Si può parlare di filone operaista, anche se tra Greppi e Negri, tra Alquati e Cacciari ci sono differenze enormi. Ormai quei testi non li leggo più, ma in che misura avendoli letti mi piacevano? Anche se poi scrivevano le cose che dovevano scrivere, l’irrequietezza intellettuale (che poi si è trasferita anche nell’esperienza di Potere Operaio) è costituiva di quella tradizione, e faceva di essa una tradizione totalmente anomala nel contesto della sinistra italiana. Ciò poi in Negri è diventata una sorta di estremizzazione, ma la volontà di impegnare il pensiero collocandolo all’altezza dell’avversario, al suo livello di innovazione, è un dato di Potere Operaio straordinario, persino eccessivo, perché poi alla fine si anticipavano o si enfatizzavano certe cose.
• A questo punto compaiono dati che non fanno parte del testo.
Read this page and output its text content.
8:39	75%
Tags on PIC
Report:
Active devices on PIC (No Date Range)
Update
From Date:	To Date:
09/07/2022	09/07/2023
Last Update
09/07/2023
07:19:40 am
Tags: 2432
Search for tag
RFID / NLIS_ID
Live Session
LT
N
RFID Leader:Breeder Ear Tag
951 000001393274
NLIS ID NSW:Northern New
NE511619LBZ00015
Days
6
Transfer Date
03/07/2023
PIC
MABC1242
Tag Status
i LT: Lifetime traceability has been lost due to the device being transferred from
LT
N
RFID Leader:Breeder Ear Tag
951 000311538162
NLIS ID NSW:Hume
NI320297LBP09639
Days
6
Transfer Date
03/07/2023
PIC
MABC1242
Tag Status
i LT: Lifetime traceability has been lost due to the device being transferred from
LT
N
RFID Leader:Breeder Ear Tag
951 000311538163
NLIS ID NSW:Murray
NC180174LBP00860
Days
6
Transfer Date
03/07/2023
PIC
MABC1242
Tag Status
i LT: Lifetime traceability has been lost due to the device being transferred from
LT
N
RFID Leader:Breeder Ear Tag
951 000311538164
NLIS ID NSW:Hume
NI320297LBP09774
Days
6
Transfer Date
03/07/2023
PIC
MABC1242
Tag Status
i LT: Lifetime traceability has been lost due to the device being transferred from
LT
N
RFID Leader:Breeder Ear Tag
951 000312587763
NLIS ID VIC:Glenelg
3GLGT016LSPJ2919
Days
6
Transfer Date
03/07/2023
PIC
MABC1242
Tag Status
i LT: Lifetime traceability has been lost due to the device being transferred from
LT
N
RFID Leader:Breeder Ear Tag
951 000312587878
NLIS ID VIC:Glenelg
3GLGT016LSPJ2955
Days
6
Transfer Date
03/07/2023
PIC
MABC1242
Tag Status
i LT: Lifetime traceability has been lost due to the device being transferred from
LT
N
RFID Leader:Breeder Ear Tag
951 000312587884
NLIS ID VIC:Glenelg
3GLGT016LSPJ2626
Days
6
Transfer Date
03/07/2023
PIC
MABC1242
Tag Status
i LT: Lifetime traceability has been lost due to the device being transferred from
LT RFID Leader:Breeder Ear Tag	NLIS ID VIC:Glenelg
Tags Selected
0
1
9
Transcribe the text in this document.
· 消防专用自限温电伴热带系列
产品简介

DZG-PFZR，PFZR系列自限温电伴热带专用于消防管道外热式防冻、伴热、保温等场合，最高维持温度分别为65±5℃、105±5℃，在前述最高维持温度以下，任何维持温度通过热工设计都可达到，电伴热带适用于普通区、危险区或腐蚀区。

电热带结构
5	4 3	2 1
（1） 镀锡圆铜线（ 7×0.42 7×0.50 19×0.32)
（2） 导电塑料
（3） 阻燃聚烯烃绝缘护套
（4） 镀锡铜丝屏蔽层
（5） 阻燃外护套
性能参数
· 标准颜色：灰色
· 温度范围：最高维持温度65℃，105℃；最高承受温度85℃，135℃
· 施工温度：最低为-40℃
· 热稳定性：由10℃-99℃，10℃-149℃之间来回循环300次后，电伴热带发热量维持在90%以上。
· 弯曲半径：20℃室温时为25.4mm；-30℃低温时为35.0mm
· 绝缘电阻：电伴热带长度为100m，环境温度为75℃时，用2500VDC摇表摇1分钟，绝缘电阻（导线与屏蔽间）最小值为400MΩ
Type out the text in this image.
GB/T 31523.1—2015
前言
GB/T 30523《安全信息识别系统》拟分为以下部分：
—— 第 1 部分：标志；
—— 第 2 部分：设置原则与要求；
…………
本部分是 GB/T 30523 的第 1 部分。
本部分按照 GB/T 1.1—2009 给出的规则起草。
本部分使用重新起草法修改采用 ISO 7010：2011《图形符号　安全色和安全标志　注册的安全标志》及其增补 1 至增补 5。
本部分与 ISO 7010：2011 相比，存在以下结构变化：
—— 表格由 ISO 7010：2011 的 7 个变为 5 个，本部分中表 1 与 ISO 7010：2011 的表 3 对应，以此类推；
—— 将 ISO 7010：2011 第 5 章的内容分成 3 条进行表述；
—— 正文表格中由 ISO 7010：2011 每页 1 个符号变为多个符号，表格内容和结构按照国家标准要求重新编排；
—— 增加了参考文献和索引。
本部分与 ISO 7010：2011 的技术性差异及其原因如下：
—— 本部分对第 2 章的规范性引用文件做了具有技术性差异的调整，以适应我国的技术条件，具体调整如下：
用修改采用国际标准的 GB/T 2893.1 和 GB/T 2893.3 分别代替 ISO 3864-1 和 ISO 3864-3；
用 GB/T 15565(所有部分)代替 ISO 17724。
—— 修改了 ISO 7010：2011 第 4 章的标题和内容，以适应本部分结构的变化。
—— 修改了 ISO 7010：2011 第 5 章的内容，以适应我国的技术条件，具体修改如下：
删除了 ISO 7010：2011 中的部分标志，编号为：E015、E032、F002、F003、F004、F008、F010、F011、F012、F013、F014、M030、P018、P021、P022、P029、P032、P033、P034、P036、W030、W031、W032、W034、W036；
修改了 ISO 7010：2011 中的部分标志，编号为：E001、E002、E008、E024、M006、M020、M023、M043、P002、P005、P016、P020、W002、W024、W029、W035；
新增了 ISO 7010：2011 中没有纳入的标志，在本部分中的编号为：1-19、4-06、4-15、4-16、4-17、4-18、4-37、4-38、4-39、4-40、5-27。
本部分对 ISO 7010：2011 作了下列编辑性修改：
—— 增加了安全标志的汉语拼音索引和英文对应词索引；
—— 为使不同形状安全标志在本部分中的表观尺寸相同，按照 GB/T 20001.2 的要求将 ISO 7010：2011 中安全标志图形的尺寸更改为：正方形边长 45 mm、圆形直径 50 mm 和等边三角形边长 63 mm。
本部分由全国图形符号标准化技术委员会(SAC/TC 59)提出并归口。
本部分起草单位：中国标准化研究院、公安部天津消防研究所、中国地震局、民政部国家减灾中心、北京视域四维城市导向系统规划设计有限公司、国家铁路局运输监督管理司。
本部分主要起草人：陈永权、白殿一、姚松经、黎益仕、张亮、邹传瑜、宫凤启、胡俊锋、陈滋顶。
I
Ma questo aspetto per cui la potenza del pensiero e la pratica di opposizione doveva essere adeguata alla potenza e alla sfida del capitale (come dicevamo e forse diremmo ancora oggi), è un dato intellettuale che è rimasto un po’ in tutti. Forse le persone che avete intervistato sono oggi molto diverse, però nessuno di loro è rifluito o è diventato un quadretto del PCI: ciascuno si è costruito una visione del mondo magari assurda o che si può non condividere, però questo aspetto è interessante. Vuol dire che per esempio anche di tutta la formazione teorica e di tutte le letture fatte (lo dicevo prima e lo ripeto ora) i Grundrisse ci sono rimasti dentro. Non un pezzo o un altro, ma i Grundrisse come l’opera informe di Marx, gli appunti sulle cose che stavano avvenendo, il marxismo oltre il marxismo, forse la rivoluzione c’è già stata, questo ci può essere nella lettura dei Grundrisse. Quelle cose lì ci sono entrate dentro e secondo me continuano ad agire, quella lezione non abbiamo bisogno di rileggerla per averla assimilata.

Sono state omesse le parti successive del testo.